Wikidata is a free and open knowledge base that anyone can edit. It is a sister project of Wikipedia and serves as a central repository for structured data, so rather than paving pages with text, it stores data in a structured format that can be queried and reused across different platforms.
One of the key features of Wikidata is its ability to handle deletion requests, which are known as RFDs (Requests for Deletion), a similar process happens on Wikipedia. These requests allow users to propose the removal of items from the database that are deemed unnecessary, incorrect, or otherwise unsuitable for inclusion.
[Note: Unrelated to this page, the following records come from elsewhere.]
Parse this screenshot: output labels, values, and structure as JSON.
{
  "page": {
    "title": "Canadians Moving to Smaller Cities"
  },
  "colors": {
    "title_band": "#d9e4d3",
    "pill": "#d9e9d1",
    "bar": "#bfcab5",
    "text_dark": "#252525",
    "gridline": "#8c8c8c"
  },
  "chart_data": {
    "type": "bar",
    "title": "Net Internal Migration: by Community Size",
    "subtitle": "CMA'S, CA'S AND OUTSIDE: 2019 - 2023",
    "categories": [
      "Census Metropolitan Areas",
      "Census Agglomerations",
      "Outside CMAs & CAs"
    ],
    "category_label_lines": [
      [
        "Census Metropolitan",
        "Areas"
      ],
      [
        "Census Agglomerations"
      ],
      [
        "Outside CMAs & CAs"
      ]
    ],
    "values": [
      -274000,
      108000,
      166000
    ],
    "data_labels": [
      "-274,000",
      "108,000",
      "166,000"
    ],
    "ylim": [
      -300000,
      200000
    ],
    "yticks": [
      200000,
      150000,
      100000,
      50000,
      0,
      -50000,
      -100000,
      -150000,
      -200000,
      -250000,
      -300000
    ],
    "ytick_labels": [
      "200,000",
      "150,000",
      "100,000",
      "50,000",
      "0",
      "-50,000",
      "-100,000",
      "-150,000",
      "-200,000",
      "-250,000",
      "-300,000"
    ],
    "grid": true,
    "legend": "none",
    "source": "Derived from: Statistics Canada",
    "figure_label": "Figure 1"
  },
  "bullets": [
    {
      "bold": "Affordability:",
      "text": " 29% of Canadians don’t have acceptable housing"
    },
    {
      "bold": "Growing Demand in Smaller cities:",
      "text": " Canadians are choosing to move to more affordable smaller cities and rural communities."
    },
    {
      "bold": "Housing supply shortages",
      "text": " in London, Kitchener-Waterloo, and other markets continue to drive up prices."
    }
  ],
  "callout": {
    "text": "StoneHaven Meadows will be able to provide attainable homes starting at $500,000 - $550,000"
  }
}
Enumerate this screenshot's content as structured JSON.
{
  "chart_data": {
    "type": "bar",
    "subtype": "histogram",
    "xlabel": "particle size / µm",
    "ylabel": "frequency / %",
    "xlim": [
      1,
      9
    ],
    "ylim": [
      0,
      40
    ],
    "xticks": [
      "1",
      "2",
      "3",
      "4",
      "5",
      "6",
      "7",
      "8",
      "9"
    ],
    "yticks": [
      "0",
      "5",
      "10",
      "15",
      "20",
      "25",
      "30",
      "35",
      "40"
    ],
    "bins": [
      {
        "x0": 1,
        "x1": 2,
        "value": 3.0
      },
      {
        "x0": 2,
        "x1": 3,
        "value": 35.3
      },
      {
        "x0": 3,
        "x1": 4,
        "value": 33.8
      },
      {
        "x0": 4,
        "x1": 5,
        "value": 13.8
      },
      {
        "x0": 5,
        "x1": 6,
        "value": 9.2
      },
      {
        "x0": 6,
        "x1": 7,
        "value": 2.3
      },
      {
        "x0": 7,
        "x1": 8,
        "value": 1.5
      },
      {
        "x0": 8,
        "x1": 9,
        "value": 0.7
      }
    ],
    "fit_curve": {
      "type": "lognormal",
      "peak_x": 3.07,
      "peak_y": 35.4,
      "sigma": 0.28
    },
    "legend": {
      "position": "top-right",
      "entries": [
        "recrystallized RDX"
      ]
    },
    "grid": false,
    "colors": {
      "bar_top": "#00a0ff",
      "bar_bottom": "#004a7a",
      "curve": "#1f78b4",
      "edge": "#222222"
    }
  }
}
I was recently asked if there was currently any “tracking of the amount of deletion requests on WD over time”, with a specific focus on promotional editing, number of requests, and administrator burden. I was not aware of any such tracking, so I decided to investigate the data and see what insights could be gleaned from it, and possibly help out with whatever then end up happening as part of T429036 [Analytics] [Request] Baseline data for Item deletions which looks like it will happen soon.
Approach
All of the requests for deletion go via the RFD page on Wikidata. This page is treated as a talk page, with each section being a request for deletion. Each section has a title, which is the item, or items being requested for deletion, and a body, which contains the reason and any discussion around the request. The page is often maintained by bots in terms of marking when deletions occur, and when requests are closed, so the page is a good source of data for analysis. And like many other talk pages, it is also archived, with older requests being moved to archive pages. The main RFD page has been around for a while, and the archive pages go back to 2012.
Data Gathering
I’m trying out marimo for my data gathering things time, when I would normally use a standard IPython notebook. It’s self described as “a next generation Python notebook”.